I am a proud genderfluid bisexual Christian. So I walked into that Easter Sunday church service with prayer and longing to find a home. I had scoured the website of this church, as I am seeking a new church home, looking for any clues if it was welcoming and affirming. “Welcoming and affirming” is the common language that we in the queer faith community use to demonstrate that a church not only recognizes that LGBTQ people deserve respect, but also the affirmation that they are equally loved by God regardless of who they love or how they identify with their gender.
And so I worshipped. I listened intently to the sermon. I prayed. I was welcomed by the congregants beside me during the fellowship time. I put a dollar in the tithe bucket.
I can’t describe how much I was certain God wanted me in this room. It was palpable.
The pastor asked those of us who were new to stop by an informational section after the service, so I hurriedly walked there as the church service ended with a sense of hope and happiness. I was back. I was in a church that I could see myself coming to and bringing my children to (whenever I have them).

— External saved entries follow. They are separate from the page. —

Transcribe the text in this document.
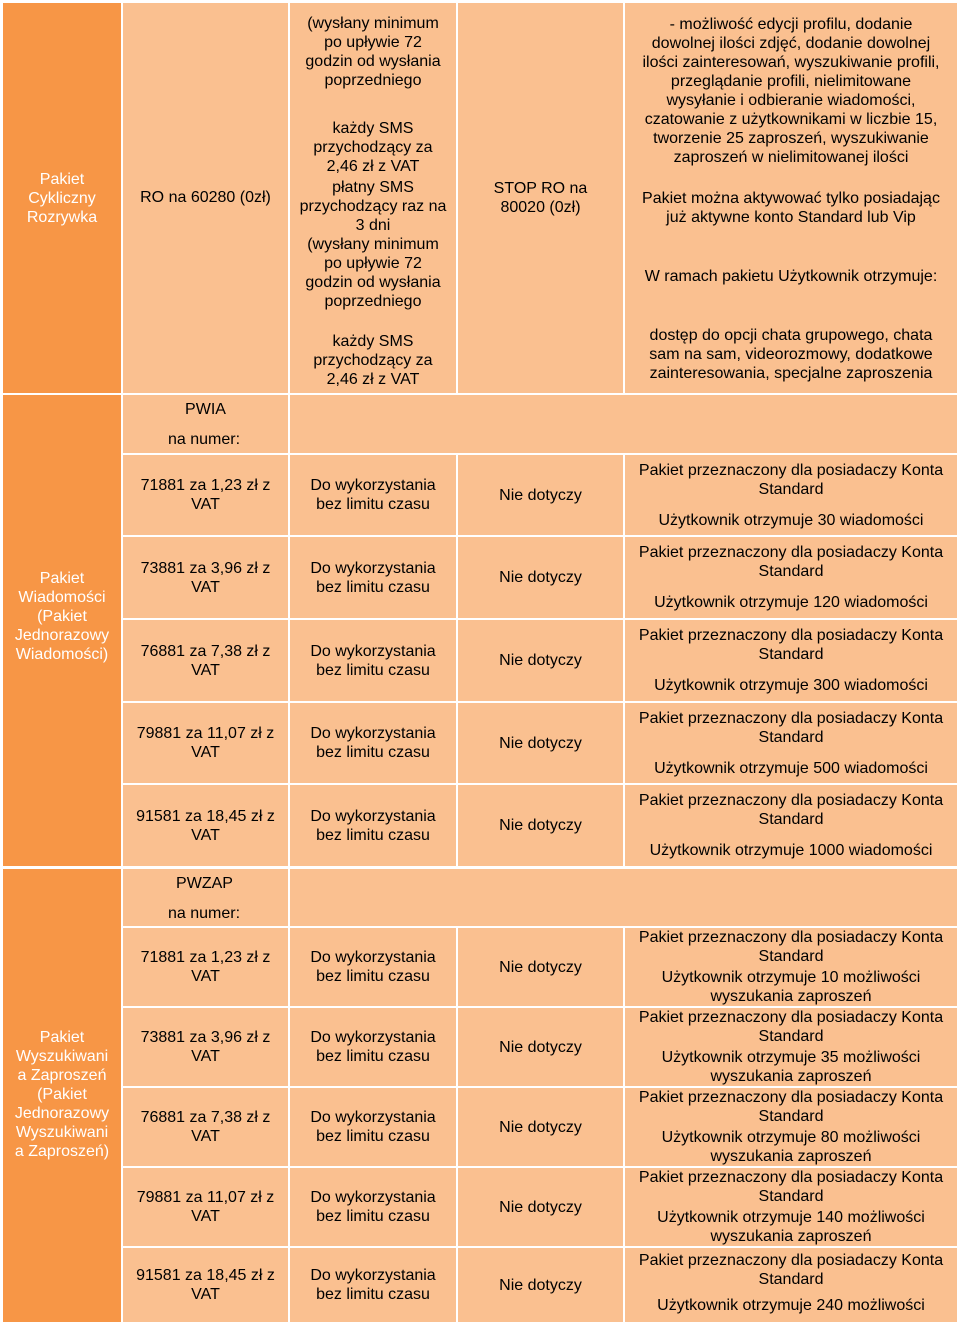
Pakiet Cykliczny Rozrywka
RO na 60280 (0zł)
(wysłany minimum
po upływie 72
godzin od wysłania
poprzedniego
każdy SMS
przychodzący za
2,46 zł z VAT
płatny SMS
przychodzący raz na
3 dni
(wysłany minimum
po upływie 72
godzin od wysłania
poprzedniego
każdy SMS
przychodzący za
2,46 zł z VAT
STOP RO na
80020 (0zł)
- możliwość edycji profilu, dodanie
dowolnej ilości zdjęć, dodanie dowolnej
ilości zainteresowań, wyszukiwanie profili,
przeglądanie profili, nielimitowane
wysyłanie i odbieranie wiadomości,
czatowanie z użytkownikami w liczbie 15,
tworzenie 25 zaproszeń, wyszukiwanie
zaproszeń w nielimitowanej ilości
Pakiet można aktywować tylko posiadając
już aktywne konto Standard lub Vip
W ramach pakietu Użytkownik otrzymuje:
dostęp do opcji chata grupowego, chata
sam na sam, videorozmowy, dodatkowe
zainteresowania, specjalne zaproszenia
Pakiet
Wiadomości
(Pakiet
Jednorazowy
Wiadomości)
PWIA
na numer:
71881 za 1,23 zł z
VAT
Do wykorzystania
bez limitu czasu
Nie dotyczy
Pakiet przeznaczony dla posiadaczy Konta
Standard
Użytkownik otrzymuje 30 wiadomości
73881 za 3,96 zł z
VAT
Do wykorzystania
bez limitu czasu
Nie dotyczy
Pakiet przeznaczony dla posiadaczy Konta
Standard
Użytkownik otrzymuje 120 wiadomości
76881 za 7,38 zł z
VAT
Do wykorzystania
bez limitu czasu
Nie dotyczy
Pakiet przeznaczony dla posiadaczy Konta
Standard
Użytkownik otrzymuje 300 wiadomości
79881 za 11,07 zł z
VAT
Do wykorzystania
bez limitu czasu
Nie dotyczy
Pakiet przeznaczony dla posiadaczy Konta
Standard
Użytkownik otrzymuje 500 wiadomości
91581 za 18,45 zł z
VAT
Do wykorzystania
bez limitu czasu
Nie dotyczy
Pakiet przeznaczony dla posiadaczy Konta
Standard
Użytkownik otrzymuje 1000 wiadomości
Pakiet
Wyszukiwani
a Zaproszeń
(Pakiet
Jednorazowy
Wyszukiwani
a Zaproszeń)
PWZAP
na numer:
71881 za 1,23 zł z
VAT
Do wykorzystania
bez limitu czasu
Nie dotyczy
Pakiet przeznaczony dla posiadaczy Konta
Standard
Użytkownik otrzymuje 10 możliwości
wyszukania zaproszeń
73881 za 3,96 zł z
VAT
Do wykorzystania
bez limitu czasu
Nie dotyczy
Pakiet przeznaczony dla posiadaczy Konta
Standard
Użytkownik otrzymuje 35 możliwości
wyszukania zaproszeń
76881 za 7,38 zł z
VAT
Do wykorzystania
bez limitu czasu
Nie dotyczy
Pakiet przeznaczony dla posiadaczy Konta
Standard
Użytkownik otrzymuje 80 możliwości
wyszukania zaproszeń
79881 za 11,07 zł z
VAT
Do wykorzystania
bez limitu czasu
Nie dotyczy
Pakiet przeznaczony dla posiadaczy Konta
Standard
Użytkownik otrzymuje 140 możliwości
wyszukania zaproszeń
91581 za 18,45 zł z
VAT
Do wykorzystania
bez limitu czasu
Nie dotyczy
Pakiet przeznaczony dla posiadaczy Konta
Standard
Użytkownik otrzymuje 240 możliwości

I smiled as I asked the lovely church lady if she could tell me if the church was welcoming and affirming. She paused. She looked me in the eyes and told me that although all are welcome, it was in the hope that they would leave “that life.” She had no idea how painful that would be for me to hear.
Leaving “that life.” Praying the gay away. “Ex-gay“ ministries. “Reparative“ therapy. “Conversion“ therapy. She had used a dog whistle without knowing it. I know exactly what that means. You see, I am a survivor of the dangerous and discredited idea that a therapist or a pastor can change an LGBTQ young person into a straight or cisgender young person. I literally lead the largest national campaign against conversion therapy. I started to cry.
She grabbed my hands and realized just how wrong she had been. She begged me not to walk away. “I was wrong,” she wept. “Let me have a pastor explain it better.” Again she begged me not to just walk away.
When the pastor arrived to welcome me, I asked the same question. He confirmed that this was a welcoming church. “You should always feel welcome,” he said as I wiped away my tears. “But I can’t say we are affirming.” He assured me I would not hear condemnation and told me he would love to learn more and promised he would respond to any problems I had. He also clarified that the church does not condone conversion therapy. I thanked him for the clarity and tried to get out of the church before I would start crying again.
I’ve had time to process this afternoon. I ate Easter dinner with friends and smiled thinking about the community I built around me. I made up my mind: I have a new mission field. My parents were missionaries and we traveled the globe spreading the good news of Jesus Christ. I am going to spread the good news of affirmation. In that church. Every Sunday.
We talk about toleration and acceptance in the LGBTQ activism world. We find toleration to be offensive. I think I found the religious equivalent. Accepting but not affirming is a space where LGBTQ youth can think that that is all they deserve.
If you are a young person reading this: You are not alone. The Trevor Project is here to help whenever you are feeling alone. And you are not alone in that church. This missionary kid is going back to the mission field. It just happens to be in my neighborhood. I often say that I am broken glass because of the damage conversion therapy caused. Today I say that broken glass can still be beautiful, especially when used to create an ornate window shining beautiful rainbow light into the most holy of cathedrals.
SAM BRINTON is the head of head of advocacy and government affairs at the Trevor Project.